Thanksgiving traditionally begins that time of the year when we celebrate family, joy, peace and traditions as we head down the road to Christmas Day and later to New Year’s Eve/day. During this time I recall those special moments shared as a child; and now, as an adult, I again see that same joy, wonder and amazement through the eyes of the children in the family, and now, in their children’s eyes!
Remembering our past and viewing the present through the eyes of children hopefully returns us to a time when, in our innocence, we had a sense of awe and wonder about life. To once again ignite in us an already existing yearning to believe in things we may no longer believe as adults.
On Thanksgiving Day, many of us will be in a spirit of joy, peace and thankfulness. We recall all that we have, and cherish those with whom we have gathered. All is right in the world, until Friday arrives, the unfortunate other “holiday”, aptly termed “Black Friday”.

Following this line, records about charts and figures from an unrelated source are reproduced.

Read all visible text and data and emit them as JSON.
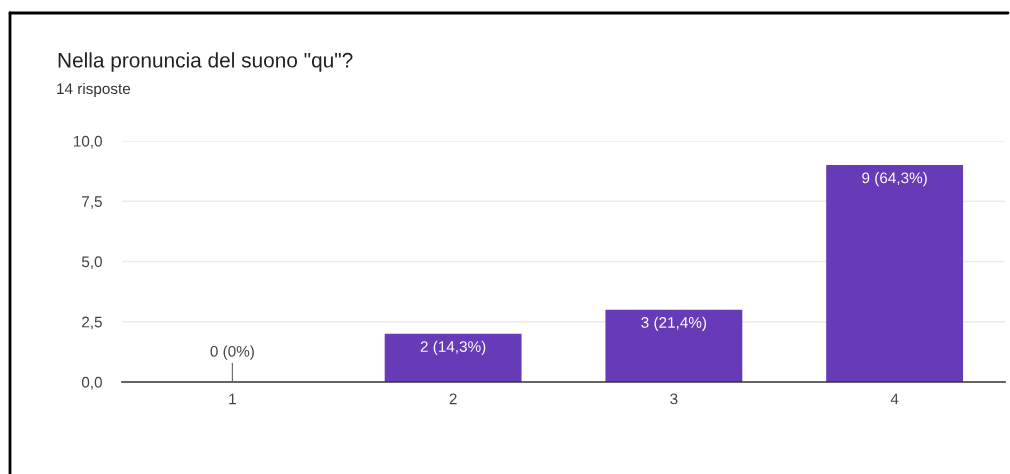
{
  "chart_data": {
    "type": "bar",
    "title": "Nella pronuncia del suono \"qu\"?",
    "subtitle": "14 risposte",
    "categories": [
      "1",
      "2",
      "3",
      "4"
    ],
    "values": [
      0,
      2,
      3,
      9
    ],
    "color": "#673ab7",
    "value_labels": [
      "0 (0%)",
      "2 (14,3%)",
      "3 (21,4%)",
      "9 (64,3%)"
    ],
    "ylim": [
      0,
      10
    ],
    "yticks": [
      {
        "value": 0,
        "label": "0,0"
      },
      {
        "value": 2.5,
        "label": "2,5"
      },
      {
        "value": 5,
        "label": "5,0"
      },
      {
        "value": 7.5,
        "label": "7,5"
      },
      {
        "value": 10,
        "label": "10,0"
      }
    ],
    "grid": "y"
  }
}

I am well aware of the origin of the term “Black Friday” in that it refers to the bottom-line budgetary profits for businesses selling goods. But, due to the behavior of many shoppers, “Black Friday” is aptly termed. Don’t get me wrong, I am not against consumerism nor capitalism. I too benefit from an economy based on people spending their money. My concern focuses on our perspective and intentions. Do the material goods I want take priority in my life? What are my priorities in life? Does family and faith come first or my desire to acquire material things? In Christian scripture we read about Jesus speaking on the topic of money and material goods, not that Jesus is against money and possessions, rather, Jesus challenges us to keep a proper perspective. In other words, do we put faith in our God or our possessions? What is more important in our life; our money and objects, or family, our God, and sharing with those in need?
This Thanksgiving challenge yourself to have faith in family and your God, foregoing the materialism of the season. Discover how you can spread a sense of wonderment and awe we had as a child. During this holiday season, live in a sense of wonder, joy and peace. In the moment, be “child-like”.